From the beginning, these illegal settlements, including in East Jerusalem, were responsible for provoking fierce confrontations. And when the peace process started, this same Israeli policy proved the major obstacle to reaching a solution.
Many ideas have been presented in the course of trying to find a solution as to how the peace process should deal with these illegal facts on the ground. One of the more creative ones is the idea of a land-swap, which was presented first during the Camp David negotiations in 2000, where the Palestinian side accepted the principle, with the condition that swaps be equal in quality and quantity.
Another creative idea for dealing with this problem is the possibility of allowing Israeli citizens to stay inside a future Palestinian state. More than one Palestinian leader has already included such a possibility in their future scenarios and possible solutions.
However, this should also be qualified, particularly in terms of the legal status of those settlers who might choose to stay in an independent Palestinian state, as well as with regards to the land they have been living on.
Everybody who lives in the future Palestinian state obviously must abide by Palestinian laws and regulations, simply because all the territory of that state and the people living there come under the jurisdiction of that state. The land that Israeli settlers now live on, meanwhile, is land that is stolen from Palestinians, either individually or collectively.
This means that any settlers who choose to stay in a Palestinian state must understand that the land that they are illegally using now does not belong to them but to Palestinians who are likely still alive and hold the deeds.
There are different motivations for Israeli settlers living illegally in occupied Palestinian territory. Most of those motivations will disappear when these settlements are no longer under the extra-territorial jurisdiction of Israel, but some settlers might have certain attachments that could in reasonable numbers be tolerated under a fair solution that sees the creation of a Palestinian state.
Yet the continuing expansion and increase of illegal settlements, including in East Jerusalem, will only make it gradually more difficult if not impossible to find creative ideas and solutions to the settlement problem in the course of negotiations.

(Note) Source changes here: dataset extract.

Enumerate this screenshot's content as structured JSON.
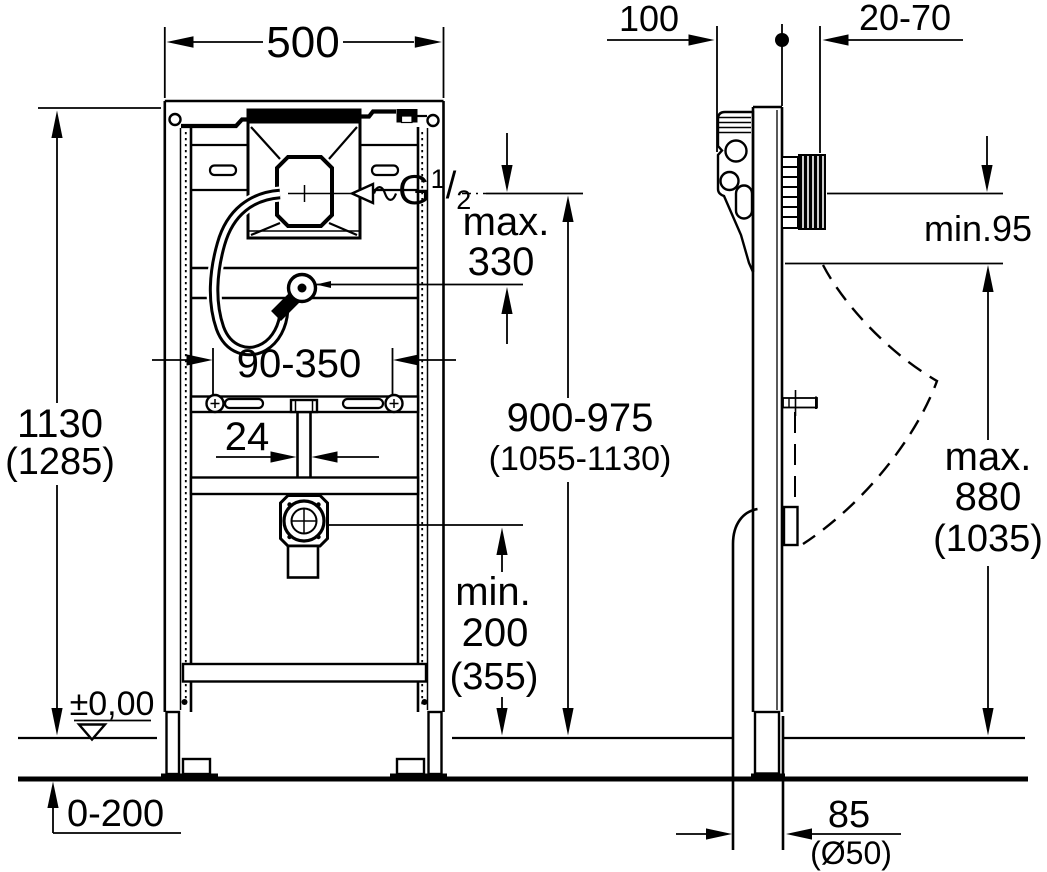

Indeed, the creative ideas described here are being intentionally misused by some Israeli officials to justify continuing the extremely dangerous expansion of settlements. Ideas that seem to accommodate certain aspects of settlement policy, such as land swaps or accepting settlers in a future Palestinian state, are used, or misused, to further propel settlement building under the justification that the peace process will find a way to accommodate it.
For these reasons there has recently been a growing debate among Palestinians, including moderate supporters of the peace process, that such creative proposals should be withdrawn from the negotiating table as long as no seriousness is evinced from the Israeli side that it is interested in progress in the peace process, rather than simply in abusing the peace process to facilitate the illegal expansion of settlements.